L`acquisizione di Cattolica permetterà infatti a Generali di rafforzare ulteriormente la sua presenza in Italia, specialmente nel business danni, consistentemente con la strategia di crescita esterna delineata dalla società e potendo far leva sulla partnership già in essere tra le due compagnie. In particolare, sulla base dei dati Ania, Generali diventerebbe il primo operatore nel mercato danni, con una quota del 21% in termini di GWP, mentre consoliderebbe la propria leadership nel Life con una quota di mercato superiore al 18%.

Secondo Equita, il prezzo proposto, interamente per cassa, è di 6,75 euro, con un premio dell’11% rispetto al prezzo di chiusura di venerdì (35% rispetto al prezzo di un mese fa) e valutando implicitamente Cattolica ad un 2021-22E P/E (cioè prezzo su utili) = 10.8 volte e 11.9 volte pre sinergie, superiore sia al multiplo medio storico del titolo (media a 5 anni con un P/E in area 9 volte) che al multiplo di Generali stessa (2021-22E P/E aggiustato = 9,2 volte). Dall`acquisizione Generali prevede di conseguire sinergie operative di costo e di ricavo superiori a 80 milioni pre tasse, a fronte di costi di integrazione di 150-200 milioni da sostenersi nel corso dei prossimi quattro anni. Includendo le sinergie al 100%, il 2022E P/E riconosciuto da Generali sarebbe di circa 9 volte.

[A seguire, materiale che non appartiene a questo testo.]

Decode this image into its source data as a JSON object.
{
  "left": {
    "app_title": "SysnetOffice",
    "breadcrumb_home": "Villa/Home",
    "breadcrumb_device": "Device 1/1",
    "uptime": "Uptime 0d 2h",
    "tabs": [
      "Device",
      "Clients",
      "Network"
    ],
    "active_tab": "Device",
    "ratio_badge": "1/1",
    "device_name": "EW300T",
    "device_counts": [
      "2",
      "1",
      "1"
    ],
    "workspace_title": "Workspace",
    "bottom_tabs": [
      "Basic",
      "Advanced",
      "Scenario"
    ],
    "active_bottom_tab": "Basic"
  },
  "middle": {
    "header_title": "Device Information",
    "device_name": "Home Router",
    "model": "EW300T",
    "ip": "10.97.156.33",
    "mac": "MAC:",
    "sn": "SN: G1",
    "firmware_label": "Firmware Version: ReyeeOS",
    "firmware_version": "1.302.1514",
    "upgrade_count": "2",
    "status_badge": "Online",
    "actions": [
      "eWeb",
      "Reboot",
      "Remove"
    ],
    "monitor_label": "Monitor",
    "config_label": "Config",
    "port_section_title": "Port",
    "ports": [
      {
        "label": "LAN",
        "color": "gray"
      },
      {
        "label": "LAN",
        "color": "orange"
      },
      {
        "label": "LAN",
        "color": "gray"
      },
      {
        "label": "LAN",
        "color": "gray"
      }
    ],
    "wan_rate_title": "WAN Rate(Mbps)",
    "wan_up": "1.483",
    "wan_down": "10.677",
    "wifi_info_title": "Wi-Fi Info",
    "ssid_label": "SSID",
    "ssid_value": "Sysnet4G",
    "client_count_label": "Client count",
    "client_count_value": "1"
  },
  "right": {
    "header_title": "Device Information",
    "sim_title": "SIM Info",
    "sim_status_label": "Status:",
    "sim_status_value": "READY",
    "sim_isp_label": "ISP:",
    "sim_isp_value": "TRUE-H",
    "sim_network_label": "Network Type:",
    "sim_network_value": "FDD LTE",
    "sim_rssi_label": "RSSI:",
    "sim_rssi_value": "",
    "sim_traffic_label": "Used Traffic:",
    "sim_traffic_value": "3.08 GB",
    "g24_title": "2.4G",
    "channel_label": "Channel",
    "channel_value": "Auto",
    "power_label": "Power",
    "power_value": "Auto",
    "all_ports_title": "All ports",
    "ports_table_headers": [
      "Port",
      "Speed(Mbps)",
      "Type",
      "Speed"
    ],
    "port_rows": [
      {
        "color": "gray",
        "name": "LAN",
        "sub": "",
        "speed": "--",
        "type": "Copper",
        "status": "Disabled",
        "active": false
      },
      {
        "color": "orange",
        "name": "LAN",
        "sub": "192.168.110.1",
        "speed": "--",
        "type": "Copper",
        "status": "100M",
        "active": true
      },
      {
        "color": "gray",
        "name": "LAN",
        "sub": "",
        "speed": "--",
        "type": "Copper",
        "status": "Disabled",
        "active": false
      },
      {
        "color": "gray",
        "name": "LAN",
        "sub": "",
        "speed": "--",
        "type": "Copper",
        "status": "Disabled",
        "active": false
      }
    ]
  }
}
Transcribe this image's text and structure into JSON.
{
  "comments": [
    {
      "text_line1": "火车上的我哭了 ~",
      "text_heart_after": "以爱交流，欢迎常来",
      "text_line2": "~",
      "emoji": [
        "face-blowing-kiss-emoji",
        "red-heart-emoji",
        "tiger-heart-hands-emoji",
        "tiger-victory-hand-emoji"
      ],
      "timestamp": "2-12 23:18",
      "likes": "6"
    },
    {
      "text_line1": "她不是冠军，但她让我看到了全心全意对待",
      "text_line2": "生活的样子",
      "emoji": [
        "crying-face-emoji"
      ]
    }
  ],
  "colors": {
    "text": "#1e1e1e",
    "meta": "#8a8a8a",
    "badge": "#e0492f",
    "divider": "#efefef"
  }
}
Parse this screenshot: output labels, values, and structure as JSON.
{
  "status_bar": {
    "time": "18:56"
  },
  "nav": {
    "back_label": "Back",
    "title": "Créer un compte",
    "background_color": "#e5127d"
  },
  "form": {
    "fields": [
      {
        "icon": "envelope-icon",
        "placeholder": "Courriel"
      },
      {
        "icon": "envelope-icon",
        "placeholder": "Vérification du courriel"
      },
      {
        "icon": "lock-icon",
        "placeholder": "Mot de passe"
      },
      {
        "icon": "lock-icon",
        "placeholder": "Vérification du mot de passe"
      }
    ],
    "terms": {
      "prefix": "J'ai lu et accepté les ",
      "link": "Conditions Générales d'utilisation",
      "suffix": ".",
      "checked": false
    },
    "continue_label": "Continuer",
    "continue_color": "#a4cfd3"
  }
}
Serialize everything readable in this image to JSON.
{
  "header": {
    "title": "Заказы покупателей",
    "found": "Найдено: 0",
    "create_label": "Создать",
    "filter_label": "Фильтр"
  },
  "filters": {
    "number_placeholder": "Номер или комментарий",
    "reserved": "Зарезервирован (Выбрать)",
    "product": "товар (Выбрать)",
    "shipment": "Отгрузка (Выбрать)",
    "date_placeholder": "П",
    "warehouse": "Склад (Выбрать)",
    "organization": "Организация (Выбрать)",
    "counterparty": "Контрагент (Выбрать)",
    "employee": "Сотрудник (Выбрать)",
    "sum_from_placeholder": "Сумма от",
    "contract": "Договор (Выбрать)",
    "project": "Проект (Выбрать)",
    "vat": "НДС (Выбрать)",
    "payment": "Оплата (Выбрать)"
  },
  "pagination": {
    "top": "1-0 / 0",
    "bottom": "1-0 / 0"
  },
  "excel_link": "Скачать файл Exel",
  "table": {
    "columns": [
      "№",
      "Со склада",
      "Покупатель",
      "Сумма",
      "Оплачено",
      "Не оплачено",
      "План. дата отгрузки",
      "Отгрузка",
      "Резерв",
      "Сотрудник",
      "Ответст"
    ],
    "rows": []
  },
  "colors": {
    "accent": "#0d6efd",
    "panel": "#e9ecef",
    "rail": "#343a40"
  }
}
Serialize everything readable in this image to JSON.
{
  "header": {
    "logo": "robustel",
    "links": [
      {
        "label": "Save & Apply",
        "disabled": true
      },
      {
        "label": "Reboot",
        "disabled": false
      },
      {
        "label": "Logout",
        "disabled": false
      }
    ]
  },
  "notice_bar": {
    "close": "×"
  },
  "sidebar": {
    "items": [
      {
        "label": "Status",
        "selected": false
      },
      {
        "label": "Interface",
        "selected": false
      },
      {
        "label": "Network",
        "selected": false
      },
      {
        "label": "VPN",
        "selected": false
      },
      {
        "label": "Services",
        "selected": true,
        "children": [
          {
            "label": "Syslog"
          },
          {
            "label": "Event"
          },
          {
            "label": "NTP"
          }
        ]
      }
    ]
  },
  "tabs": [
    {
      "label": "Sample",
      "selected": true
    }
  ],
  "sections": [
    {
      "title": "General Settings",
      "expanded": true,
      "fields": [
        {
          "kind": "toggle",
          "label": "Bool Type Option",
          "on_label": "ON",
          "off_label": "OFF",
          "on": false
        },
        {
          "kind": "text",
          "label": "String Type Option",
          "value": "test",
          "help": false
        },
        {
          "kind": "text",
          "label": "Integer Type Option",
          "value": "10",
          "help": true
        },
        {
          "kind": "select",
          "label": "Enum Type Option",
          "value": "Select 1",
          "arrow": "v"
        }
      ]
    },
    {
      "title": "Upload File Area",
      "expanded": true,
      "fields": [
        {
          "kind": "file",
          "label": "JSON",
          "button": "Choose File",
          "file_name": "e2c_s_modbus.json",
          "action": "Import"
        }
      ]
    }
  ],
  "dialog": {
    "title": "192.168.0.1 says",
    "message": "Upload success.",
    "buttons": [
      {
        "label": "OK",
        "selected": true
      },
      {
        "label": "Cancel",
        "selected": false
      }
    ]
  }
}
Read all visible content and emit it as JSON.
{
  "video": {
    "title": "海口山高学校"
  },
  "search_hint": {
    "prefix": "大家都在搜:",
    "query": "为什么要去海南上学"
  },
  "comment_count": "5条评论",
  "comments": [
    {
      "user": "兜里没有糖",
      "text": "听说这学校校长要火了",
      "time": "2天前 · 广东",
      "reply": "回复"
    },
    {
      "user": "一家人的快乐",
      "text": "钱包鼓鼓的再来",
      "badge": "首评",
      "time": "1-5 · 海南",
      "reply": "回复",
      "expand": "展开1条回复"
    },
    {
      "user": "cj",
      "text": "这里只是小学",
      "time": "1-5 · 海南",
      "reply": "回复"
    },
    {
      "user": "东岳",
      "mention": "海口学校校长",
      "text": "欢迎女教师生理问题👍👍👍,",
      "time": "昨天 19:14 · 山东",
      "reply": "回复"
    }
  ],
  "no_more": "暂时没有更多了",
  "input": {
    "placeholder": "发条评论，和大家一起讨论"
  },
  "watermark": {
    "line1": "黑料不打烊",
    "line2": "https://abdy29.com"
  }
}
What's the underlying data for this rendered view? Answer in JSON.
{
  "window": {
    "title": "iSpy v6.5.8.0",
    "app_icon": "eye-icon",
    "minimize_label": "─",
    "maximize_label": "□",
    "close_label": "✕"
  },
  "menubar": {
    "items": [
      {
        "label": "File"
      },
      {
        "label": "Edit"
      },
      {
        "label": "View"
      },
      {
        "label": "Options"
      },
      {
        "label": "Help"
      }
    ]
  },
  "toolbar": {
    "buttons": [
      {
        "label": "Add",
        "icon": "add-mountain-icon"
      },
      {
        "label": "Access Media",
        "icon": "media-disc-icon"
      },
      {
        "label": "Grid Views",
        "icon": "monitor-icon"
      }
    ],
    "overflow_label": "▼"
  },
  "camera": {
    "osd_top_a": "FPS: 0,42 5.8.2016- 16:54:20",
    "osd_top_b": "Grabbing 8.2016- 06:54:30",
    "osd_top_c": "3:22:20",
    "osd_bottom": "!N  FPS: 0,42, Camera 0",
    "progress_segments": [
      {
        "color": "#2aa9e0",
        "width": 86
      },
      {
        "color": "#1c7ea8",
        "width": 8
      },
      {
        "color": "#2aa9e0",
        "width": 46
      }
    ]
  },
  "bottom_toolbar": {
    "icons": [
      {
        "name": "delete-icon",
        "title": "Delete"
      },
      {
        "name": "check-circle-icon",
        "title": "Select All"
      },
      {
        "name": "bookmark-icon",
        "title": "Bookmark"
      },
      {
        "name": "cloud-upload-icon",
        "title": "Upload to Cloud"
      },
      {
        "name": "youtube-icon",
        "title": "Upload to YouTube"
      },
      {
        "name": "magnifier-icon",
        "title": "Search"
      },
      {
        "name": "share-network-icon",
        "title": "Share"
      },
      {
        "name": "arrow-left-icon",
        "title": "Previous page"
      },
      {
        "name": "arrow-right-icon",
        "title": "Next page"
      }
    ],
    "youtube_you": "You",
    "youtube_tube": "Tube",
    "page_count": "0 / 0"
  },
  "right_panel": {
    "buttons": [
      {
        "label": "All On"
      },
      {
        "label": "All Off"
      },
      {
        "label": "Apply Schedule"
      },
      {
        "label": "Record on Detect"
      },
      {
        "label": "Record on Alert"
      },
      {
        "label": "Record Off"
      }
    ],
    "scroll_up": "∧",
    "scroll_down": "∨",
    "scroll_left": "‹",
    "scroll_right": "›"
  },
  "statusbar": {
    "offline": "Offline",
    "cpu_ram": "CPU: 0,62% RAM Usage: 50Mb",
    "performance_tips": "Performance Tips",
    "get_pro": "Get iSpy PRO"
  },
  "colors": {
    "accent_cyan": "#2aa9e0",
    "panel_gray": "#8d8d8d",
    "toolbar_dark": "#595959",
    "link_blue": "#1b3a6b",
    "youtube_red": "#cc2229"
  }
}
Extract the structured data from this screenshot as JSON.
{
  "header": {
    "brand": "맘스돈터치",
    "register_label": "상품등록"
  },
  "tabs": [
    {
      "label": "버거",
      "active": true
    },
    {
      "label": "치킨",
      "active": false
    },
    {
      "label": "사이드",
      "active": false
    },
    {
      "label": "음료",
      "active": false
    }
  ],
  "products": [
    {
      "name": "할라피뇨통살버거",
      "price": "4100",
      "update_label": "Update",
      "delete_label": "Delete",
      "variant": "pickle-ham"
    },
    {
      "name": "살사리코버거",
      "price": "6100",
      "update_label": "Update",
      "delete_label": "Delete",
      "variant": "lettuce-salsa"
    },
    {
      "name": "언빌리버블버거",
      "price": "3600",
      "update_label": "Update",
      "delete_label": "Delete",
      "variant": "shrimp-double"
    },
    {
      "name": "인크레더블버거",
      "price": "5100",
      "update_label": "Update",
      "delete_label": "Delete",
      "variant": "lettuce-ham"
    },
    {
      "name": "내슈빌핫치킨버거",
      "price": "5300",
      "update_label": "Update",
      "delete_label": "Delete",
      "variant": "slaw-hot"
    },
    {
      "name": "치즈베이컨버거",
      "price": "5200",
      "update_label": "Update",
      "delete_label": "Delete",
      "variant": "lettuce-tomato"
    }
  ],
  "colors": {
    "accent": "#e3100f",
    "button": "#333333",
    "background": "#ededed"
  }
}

Tra le principali condizioni di efficacia dell’offerta ci sono: 1) approvazione incondizionata da parte delle Autorità Antitrust. 2) che Generali detenga al termine del periodo d’offerta una partecipazione in Cattolica pari almeno al 66.7%. Generali si riserva di rinunciare parzialmente a questa condizione purchè la partecipazione detenuta in Cattolica sia di almeno il 50%. 3) Cattolica non dia esecuzione alla seconda tranche dell`aumento di capitale.